Project Syndicate commentators identify a number of remedies, not least to mitigate the skills mismatch in both rich and poor countries. All blame obsolete education systems. The OECD’s Andreas Schleischer argues that “in the past, education was about imparting knowledge. Today, it is about providing students with the tools to navigate an increasingly uncertain world.”

Mary McAleese, a former president of Ireland, emphasizes the need to develop differentiated education systems, ranging from Germany’s vocational schools and apprenticeships to programs that give students access to international experience. McKinsey’s Mona Mourshed urges private companies to cooperate more with educators to ensure that curricula keep pace with employers’ needs.
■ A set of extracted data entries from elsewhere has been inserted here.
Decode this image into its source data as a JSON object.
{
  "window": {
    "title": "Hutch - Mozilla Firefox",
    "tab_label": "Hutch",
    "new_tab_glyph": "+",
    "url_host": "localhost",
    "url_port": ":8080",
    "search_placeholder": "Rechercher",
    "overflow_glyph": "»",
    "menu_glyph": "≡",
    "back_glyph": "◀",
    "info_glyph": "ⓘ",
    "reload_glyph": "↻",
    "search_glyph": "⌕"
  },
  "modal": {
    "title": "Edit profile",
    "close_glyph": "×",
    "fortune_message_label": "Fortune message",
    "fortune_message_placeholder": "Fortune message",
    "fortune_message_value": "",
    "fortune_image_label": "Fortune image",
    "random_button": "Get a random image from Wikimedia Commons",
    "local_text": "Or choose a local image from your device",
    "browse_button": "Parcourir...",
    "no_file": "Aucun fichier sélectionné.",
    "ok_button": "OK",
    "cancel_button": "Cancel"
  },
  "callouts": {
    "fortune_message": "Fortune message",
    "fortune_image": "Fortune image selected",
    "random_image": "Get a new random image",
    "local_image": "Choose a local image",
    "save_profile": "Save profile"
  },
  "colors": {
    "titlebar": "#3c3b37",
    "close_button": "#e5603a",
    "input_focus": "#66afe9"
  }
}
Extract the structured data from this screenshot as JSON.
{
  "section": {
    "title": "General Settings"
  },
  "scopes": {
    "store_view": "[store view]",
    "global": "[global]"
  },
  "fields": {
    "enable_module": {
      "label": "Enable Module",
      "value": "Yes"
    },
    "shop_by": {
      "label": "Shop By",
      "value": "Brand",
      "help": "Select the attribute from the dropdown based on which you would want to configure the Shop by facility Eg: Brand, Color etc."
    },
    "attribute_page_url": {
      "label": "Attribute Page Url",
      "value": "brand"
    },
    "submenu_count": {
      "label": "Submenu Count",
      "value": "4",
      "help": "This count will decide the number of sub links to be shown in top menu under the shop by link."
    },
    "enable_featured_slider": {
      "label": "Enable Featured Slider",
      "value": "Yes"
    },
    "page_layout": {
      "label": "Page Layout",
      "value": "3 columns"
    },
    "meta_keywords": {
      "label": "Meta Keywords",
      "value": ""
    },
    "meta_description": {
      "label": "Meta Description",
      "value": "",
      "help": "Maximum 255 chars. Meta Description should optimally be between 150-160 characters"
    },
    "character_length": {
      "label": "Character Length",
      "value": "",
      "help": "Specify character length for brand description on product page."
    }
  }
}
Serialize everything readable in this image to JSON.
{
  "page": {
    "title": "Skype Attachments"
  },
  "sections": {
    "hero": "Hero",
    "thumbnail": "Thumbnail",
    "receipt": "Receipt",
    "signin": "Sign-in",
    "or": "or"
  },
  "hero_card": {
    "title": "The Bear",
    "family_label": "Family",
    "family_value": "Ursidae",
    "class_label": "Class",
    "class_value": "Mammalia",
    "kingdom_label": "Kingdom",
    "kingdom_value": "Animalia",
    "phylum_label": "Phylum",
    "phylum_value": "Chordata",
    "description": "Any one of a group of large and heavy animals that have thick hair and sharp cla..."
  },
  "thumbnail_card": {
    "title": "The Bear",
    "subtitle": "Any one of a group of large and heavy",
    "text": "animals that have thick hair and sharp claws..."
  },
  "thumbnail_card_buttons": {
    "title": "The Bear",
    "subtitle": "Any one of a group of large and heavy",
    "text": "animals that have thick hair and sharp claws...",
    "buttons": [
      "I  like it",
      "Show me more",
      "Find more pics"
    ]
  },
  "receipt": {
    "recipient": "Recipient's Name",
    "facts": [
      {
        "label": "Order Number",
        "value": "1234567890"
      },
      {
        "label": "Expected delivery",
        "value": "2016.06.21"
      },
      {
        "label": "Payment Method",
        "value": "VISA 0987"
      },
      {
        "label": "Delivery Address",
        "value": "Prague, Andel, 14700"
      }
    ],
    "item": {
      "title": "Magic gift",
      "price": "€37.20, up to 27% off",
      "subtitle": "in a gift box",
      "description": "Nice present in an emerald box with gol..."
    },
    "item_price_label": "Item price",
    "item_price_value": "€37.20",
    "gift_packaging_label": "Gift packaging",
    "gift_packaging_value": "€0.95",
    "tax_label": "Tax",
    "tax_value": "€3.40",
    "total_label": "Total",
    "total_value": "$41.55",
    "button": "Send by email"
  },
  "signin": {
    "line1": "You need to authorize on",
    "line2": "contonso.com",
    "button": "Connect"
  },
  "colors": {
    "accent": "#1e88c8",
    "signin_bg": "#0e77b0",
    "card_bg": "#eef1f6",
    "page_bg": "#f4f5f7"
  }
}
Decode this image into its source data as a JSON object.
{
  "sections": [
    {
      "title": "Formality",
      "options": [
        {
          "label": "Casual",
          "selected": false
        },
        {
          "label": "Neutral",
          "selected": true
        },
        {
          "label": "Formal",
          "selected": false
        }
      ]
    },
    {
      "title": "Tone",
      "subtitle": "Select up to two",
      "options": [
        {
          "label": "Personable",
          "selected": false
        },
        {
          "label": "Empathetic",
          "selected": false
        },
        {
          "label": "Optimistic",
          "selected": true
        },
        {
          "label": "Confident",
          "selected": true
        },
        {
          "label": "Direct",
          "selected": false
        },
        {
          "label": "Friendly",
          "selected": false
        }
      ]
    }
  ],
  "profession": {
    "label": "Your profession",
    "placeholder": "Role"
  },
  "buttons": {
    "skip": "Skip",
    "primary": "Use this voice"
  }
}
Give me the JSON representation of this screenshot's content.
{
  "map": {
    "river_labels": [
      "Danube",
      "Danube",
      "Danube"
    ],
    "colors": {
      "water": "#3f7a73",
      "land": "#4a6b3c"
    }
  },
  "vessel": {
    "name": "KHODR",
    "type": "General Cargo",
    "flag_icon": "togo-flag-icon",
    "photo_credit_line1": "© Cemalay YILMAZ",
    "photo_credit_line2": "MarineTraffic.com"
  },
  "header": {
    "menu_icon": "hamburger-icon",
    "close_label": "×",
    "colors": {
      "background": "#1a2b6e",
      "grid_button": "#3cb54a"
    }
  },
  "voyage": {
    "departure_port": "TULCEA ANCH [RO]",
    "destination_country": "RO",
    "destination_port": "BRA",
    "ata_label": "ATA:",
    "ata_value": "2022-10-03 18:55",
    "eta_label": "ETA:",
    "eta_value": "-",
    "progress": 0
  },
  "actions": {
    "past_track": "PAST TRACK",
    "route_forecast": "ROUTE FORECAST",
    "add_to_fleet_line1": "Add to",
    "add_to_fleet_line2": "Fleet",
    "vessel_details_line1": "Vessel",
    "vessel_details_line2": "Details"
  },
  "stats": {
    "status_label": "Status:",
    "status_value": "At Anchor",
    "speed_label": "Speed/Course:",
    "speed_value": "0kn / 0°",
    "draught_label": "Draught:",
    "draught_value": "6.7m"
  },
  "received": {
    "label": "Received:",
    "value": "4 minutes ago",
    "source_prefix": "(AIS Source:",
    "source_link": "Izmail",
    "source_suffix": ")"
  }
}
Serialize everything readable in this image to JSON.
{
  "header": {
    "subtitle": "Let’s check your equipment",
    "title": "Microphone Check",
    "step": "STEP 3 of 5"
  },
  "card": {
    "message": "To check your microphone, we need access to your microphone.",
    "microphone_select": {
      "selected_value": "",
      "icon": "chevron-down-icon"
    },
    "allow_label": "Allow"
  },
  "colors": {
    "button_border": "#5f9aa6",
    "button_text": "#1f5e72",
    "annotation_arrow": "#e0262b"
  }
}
From a labor market perspective, Rolf Dorig, Chairman of Adecco Group, and the Brookings Institution’s Kemal Derviş agree on the importance of guarantee schemes to ensure that young people obtain a job or a traineeship soon after graduation. To this end, the Bertelsmann Stiftung’s Justine Doody and Daniel Schraad-Tischler argue that governments should end the labor-market dualism that limits young people’s ability to move from temporary work to permanent employment.

Perhaps most important, young people need to be empowered. To avoid a repeat of the Arab Spring, Mohammed bin Rashid Al Maktoum, prime minister of the United Arab Emirates, has symbolically nominated a 22-year old as his country’s minister of youth. In graying societies, lowering the minimum voting age to 16 or capping the age of parliamentarians at 65 might be acceptably “soft” ways to dilute the power of older generations.

If one thing is clear, it is that a new social contract between generations is needed to rejuvenate economic dynamism and growth. Equally important, if the marginalization of young people becomes irreversible, they will exercise exit, voice, and loyalty in ways that are more likely to be destabilizing than inspiring.